Şimdi bu nedir bu “İspiyon” diye sorarsanız eğer, cevabı fotoğraf sanatına hizmet eden dergimiz Fotoritim‘in bir etkinliği nedeniyle kendilerine gönderdiğim bir emailin içeriğidir şeklinde olacaktır.

En İyi Fotoğrafım – Fotoğraf Öyküleri ismiyle yapılan bu etkinlik aslında bir yarışma, gerçi oldum olası yarışmaları sevmemişimdir ama paylaşmak adına Fotoritim’e bu fotoğrafı ve yazıyı gönderdim. Kimbilir, belki yayımlanır. Ama yayımlanmasa da burada bulunsun ki yazdıklarım boşa gitmesin değil mi?

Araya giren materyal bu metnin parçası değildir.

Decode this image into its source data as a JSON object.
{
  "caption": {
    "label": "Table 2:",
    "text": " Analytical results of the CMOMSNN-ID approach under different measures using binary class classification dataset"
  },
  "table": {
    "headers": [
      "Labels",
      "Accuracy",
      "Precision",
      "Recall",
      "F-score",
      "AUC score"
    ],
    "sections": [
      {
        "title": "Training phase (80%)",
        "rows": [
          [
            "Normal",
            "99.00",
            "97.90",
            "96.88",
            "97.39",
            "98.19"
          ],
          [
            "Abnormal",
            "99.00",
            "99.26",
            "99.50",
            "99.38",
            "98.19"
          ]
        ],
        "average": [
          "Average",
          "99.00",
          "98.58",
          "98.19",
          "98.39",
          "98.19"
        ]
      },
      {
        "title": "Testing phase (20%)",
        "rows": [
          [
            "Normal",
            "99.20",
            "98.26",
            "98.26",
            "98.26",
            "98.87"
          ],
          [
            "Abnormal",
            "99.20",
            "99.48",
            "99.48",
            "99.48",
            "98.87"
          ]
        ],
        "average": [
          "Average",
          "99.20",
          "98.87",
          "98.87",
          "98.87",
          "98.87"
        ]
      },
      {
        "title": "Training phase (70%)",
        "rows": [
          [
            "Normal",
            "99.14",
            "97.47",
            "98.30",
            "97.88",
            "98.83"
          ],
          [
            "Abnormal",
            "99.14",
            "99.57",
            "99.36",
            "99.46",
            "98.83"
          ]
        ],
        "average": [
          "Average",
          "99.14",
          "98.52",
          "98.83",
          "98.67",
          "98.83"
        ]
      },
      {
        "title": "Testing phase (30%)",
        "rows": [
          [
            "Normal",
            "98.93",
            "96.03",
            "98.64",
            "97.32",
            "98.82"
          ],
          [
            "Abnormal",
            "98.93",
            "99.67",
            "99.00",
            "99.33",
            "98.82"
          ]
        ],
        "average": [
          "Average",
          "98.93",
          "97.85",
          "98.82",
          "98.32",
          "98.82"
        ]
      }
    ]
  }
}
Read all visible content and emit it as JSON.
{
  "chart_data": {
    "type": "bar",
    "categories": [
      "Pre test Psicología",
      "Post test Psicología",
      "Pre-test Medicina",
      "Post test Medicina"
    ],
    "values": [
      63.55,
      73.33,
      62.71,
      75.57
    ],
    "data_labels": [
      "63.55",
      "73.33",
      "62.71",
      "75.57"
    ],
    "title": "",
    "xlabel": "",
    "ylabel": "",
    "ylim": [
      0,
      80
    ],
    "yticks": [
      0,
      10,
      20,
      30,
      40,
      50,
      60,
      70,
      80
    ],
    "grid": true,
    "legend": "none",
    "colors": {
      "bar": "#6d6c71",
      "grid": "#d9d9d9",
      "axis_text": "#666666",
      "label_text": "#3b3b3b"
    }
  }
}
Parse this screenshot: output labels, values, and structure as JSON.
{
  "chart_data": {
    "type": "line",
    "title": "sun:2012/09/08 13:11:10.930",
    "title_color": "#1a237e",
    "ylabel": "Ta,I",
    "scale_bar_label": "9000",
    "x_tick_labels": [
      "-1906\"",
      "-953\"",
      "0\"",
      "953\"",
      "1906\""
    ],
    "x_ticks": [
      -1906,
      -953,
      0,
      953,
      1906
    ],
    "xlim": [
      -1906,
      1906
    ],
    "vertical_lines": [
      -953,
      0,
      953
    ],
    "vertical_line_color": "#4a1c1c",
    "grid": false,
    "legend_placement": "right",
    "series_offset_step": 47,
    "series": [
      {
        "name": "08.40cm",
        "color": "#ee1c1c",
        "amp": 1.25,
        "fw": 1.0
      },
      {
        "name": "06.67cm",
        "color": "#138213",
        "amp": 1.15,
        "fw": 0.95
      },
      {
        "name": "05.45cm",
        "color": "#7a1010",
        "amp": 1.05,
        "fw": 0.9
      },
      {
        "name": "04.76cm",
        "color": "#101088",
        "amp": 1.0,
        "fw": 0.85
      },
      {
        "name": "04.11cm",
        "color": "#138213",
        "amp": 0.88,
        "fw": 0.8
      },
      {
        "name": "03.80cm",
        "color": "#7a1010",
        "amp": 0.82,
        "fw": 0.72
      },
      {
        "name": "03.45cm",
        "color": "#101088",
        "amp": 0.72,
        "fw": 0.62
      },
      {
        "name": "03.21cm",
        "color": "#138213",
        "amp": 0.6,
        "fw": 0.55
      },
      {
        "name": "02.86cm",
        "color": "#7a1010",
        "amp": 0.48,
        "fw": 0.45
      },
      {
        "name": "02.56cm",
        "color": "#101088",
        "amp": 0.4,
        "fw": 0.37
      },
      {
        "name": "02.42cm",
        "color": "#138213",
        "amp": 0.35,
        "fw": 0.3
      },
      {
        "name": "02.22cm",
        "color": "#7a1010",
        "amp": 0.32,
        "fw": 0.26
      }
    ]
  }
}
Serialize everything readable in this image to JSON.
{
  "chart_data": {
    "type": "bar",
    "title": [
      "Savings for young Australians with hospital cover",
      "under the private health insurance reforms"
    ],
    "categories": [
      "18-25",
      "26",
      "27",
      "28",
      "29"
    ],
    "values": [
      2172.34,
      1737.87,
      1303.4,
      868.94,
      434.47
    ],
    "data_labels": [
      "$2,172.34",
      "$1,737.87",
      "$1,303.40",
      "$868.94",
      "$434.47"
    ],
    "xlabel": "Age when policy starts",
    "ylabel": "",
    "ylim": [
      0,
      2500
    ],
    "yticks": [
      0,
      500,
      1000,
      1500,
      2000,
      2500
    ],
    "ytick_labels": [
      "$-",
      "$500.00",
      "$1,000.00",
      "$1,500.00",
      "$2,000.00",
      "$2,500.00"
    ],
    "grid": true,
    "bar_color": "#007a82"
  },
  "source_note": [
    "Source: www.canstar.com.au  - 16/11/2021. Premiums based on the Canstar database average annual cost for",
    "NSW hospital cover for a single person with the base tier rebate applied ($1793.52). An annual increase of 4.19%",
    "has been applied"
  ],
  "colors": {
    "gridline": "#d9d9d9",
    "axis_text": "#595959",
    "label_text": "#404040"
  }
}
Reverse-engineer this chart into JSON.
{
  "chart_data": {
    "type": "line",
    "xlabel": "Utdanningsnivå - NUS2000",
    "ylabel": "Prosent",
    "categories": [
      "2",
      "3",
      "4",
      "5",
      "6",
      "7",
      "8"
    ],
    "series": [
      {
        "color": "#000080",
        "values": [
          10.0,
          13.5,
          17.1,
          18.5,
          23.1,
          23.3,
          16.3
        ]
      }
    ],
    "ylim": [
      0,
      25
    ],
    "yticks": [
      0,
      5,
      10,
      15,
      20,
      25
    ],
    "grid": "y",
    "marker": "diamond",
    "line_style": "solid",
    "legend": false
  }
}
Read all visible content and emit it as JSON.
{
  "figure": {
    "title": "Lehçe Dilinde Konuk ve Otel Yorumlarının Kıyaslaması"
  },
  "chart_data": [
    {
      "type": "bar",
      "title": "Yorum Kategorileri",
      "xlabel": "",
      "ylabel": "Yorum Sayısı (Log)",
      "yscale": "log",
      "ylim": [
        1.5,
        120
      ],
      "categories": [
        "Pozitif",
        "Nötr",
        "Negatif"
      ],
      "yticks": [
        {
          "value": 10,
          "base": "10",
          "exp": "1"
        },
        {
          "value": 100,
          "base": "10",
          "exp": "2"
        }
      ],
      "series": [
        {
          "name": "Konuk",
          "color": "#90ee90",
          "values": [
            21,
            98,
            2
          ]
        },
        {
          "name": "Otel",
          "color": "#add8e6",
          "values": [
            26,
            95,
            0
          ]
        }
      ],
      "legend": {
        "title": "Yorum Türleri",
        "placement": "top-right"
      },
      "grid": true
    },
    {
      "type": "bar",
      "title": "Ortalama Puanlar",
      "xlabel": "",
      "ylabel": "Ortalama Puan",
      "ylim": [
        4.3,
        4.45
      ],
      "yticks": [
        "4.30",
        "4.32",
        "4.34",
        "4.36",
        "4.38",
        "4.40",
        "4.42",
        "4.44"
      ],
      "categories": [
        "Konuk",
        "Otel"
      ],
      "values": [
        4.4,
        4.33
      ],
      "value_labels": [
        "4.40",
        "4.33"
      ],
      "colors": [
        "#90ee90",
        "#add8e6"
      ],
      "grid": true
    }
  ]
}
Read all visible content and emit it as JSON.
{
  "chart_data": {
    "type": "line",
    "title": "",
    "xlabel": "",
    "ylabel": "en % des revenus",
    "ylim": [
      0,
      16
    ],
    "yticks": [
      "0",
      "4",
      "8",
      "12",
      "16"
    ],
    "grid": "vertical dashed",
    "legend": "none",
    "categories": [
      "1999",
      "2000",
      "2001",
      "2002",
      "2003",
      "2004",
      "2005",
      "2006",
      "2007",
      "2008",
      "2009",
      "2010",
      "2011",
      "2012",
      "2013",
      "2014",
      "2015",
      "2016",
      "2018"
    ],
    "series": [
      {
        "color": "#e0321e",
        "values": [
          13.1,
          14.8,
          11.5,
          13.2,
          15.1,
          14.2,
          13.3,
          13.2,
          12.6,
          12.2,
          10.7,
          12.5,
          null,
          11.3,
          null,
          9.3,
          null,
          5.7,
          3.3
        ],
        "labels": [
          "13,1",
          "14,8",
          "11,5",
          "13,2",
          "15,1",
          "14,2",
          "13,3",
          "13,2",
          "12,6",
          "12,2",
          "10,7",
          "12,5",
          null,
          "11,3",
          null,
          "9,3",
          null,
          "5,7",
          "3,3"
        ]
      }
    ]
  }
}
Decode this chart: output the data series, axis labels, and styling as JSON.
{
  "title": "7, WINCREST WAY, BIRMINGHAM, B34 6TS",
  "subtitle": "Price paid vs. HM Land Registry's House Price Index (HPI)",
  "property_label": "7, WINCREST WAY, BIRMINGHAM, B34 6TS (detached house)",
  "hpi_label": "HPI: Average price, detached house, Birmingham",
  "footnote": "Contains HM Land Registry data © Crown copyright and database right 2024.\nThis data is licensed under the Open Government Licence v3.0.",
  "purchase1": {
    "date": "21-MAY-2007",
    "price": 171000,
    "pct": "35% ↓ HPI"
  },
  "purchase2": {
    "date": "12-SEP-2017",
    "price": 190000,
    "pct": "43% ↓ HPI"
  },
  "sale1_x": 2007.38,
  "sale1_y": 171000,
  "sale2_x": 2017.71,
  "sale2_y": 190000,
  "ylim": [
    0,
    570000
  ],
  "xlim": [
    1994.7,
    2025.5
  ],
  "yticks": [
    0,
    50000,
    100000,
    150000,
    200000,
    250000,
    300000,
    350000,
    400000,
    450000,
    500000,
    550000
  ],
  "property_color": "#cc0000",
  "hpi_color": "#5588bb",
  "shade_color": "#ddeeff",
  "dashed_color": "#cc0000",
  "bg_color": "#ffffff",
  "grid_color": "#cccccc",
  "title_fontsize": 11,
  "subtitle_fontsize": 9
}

Yıl 2004, eski filmli analog makinamı satalı çok zaman olmuş ve uzun bir aradan sonra dijital makinayla tekrar fotoğraf çekmeye başlamışım. Bir arkadaşımla ellerimizin pası silinsin diye fotoğrafçılara her zaman güzel kareler sunan Zeyrek, Fener ve Balat civarlarında dolaşmaya başlıyoruz. Aslında çok fazla da çekecek birşey yok, sadece çocuklarla oynuyor, fotoğraflarını çekiyor ve eğleniyoruz. Dolaşmaya devam ederken top oynayan çocuklar ve onları seyreden iki çocuk dikkatimi çekti. Ben de kadrajı ayarlayıp fotoğraflarını çektim, sonra onlara yaklaşarak konuştuk, şakalaştık bir kaç fotoğraf daha çektik. Eve geldiğimde haliyle fotoğraflara baktım ve bu fotoğraftaki ifadeleri uzun bir süre seyrettim. Sadece yüzdeki ifadeler değil ayak ve kol duruşlarından bakışlara kadar heryeri doluydu. Birbirine görünüm olarak benzeyen bu iki çocuğun karakterleri belliki çok farklıydı, neredeyse zıttı ve bu faklılık nedeniyle o an büründükleri roller ve ifadeleri de farklılaşmıştı. Acaba aralarında geçen konuşma neydi? Çekerken bu kadar dikkat etmemiş olsam da eve geldiğimde bu fotoğraf üzerine bir çok senaryo yazmıştım. Ifade o kadar açık şekilde yansımıştıki fotoğrafa, ben de ona “ispiyon” ismini taktım ve portfolyomda baş köşeye yerleştirdim.